La famigerata propaganda israeliana ("Hasbara") plasma da tempo l'opinione pubblica interna ed esterna offrendo un'unica narrazione. È una macchina potentissima che prevede anche la censura nei confronti di chi non si allinea, basti citare gli studenti di Harvard che si sono visti ritirare le offerte di lavoro per il loro sostegno alla causa palestinese. Un'ondata di maccartismo sta cercando di mettere a tacere tutte le voci dissidenti del mondo occidentale. All'inizio di dicembre le rettrici di tre dei principali atenei statunitensi (Harvard, Pennsylvania e Massachusetts Institute of Technology) sono state chiamate a testimoniare in un'udienza del Congresso sul presunto antisemitismo nei campus universitari. Dopodiché due di esse sono state indotte a rassegnare le dimissioni.

Eppure, questo enorme sforzo propagandistico continua a scontrarsi con la realtà che ogni giorno giornalisti e attivisti dentro la Striscia di Gaza mostrano al mondo tramite i social media, a rischio della loro stessa vita.
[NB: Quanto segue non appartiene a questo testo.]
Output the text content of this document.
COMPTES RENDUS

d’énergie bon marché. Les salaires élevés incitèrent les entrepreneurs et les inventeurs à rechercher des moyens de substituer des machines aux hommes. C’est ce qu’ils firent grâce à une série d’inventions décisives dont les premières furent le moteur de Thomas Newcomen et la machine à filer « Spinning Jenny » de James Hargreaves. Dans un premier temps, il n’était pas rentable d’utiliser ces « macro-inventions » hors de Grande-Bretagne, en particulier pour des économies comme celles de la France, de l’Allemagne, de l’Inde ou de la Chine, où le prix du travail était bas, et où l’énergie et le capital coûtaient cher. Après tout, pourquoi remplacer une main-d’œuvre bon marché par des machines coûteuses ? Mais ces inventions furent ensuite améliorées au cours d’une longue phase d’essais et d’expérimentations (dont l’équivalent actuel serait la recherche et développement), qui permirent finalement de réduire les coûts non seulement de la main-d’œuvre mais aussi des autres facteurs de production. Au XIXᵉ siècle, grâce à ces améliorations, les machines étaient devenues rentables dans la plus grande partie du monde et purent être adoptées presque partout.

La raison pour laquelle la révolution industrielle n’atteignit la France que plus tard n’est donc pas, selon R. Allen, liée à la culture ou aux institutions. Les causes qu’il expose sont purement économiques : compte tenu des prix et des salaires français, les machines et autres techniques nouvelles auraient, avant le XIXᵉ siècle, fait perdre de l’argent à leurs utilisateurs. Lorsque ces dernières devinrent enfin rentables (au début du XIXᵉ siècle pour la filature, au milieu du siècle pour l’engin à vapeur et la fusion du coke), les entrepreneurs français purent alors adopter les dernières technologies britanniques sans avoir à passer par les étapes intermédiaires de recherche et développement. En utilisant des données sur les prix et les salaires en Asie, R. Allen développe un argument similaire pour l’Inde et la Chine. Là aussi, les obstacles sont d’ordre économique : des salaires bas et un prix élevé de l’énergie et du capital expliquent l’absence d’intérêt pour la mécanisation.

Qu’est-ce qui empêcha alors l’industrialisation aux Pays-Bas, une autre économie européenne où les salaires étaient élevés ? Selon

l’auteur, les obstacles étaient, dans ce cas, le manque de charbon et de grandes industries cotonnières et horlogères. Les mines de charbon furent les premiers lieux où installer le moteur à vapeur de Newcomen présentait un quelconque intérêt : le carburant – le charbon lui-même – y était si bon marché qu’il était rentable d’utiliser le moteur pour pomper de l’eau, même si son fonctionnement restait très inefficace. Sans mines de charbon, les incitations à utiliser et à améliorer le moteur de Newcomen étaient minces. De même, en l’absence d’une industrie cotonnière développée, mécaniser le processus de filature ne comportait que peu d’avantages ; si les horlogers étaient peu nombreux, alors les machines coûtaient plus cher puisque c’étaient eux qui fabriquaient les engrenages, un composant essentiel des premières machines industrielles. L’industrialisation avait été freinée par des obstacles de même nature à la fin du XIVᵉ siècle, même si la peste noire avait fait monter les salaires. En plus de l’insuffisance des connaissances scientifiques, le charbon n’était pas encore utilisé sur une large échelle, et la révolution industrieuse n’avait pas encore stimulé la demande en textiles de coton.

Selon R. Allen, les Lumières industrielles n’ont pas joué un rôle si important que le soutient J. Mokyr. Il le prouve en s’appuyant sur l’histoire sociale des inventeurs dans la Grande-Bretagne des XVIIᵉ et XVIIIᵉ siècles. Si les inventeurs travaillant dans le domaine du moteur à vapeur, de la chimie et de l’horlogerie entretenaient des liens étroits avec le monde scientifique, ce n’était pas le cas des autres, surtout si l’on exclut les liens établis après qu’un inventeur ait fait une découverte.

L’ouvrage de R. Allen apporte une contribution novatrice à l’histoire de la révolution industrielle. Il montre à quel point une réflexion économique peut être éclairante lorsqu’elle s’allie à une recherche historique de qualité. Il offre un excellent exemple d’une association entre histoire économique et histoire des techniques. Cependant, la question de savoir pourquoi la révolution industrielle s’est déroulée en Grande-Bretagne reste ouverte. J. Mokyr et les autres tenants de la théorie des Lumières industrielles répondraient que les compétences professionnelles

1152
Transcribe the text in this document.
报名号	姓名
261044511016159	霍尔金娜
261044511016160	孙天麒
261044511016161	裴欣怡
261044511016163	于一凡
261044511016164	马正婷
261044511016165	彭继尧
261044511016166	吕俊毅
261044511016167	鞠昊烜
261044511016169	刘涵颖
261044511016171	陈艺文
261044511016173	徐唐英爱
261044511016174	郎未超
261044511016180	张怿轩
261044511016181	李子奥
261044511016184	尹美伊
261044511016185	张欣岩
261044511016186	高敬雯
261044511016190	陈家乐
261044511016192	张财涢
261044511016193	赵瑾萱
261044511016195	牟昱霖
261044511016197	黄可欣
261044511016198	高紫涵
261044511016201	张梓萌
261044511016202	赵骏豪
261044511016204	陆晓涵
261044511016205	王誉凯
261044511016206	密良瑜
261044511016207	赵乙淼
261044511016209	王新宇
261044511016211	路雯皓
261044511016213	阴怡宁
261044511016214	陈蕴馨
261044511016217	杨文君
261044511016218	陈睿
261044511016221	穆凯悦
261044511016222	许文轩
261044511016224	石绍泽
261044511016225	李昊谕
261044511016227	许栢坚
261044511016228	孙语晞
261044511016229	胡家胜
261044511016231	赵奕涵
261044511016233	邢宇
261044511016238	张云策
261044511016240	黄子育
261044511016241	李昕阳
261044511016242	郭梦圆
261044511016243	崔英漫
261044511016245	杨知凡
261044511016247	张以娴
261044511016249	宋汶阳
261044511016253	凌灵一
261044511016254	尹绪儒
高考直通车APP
Le immagini dei morti, dei bombardamenti, dei bambini che tremano coperti di sangue e polvere sui letti degli ospedali sono immagini che scuotono la cattiva coscienza e l'ipocrisia occidentale. Una speranza arriva proprio dal grande attivismo sui social dei giornalisti di Gaza (alcuni dei quali, come Motaz Azaiza, hanno milioni di follower), che potrebbero mostrare finalmente al mondo la brutalità di Israele e rappresentare il punto di svolta di questa guerra.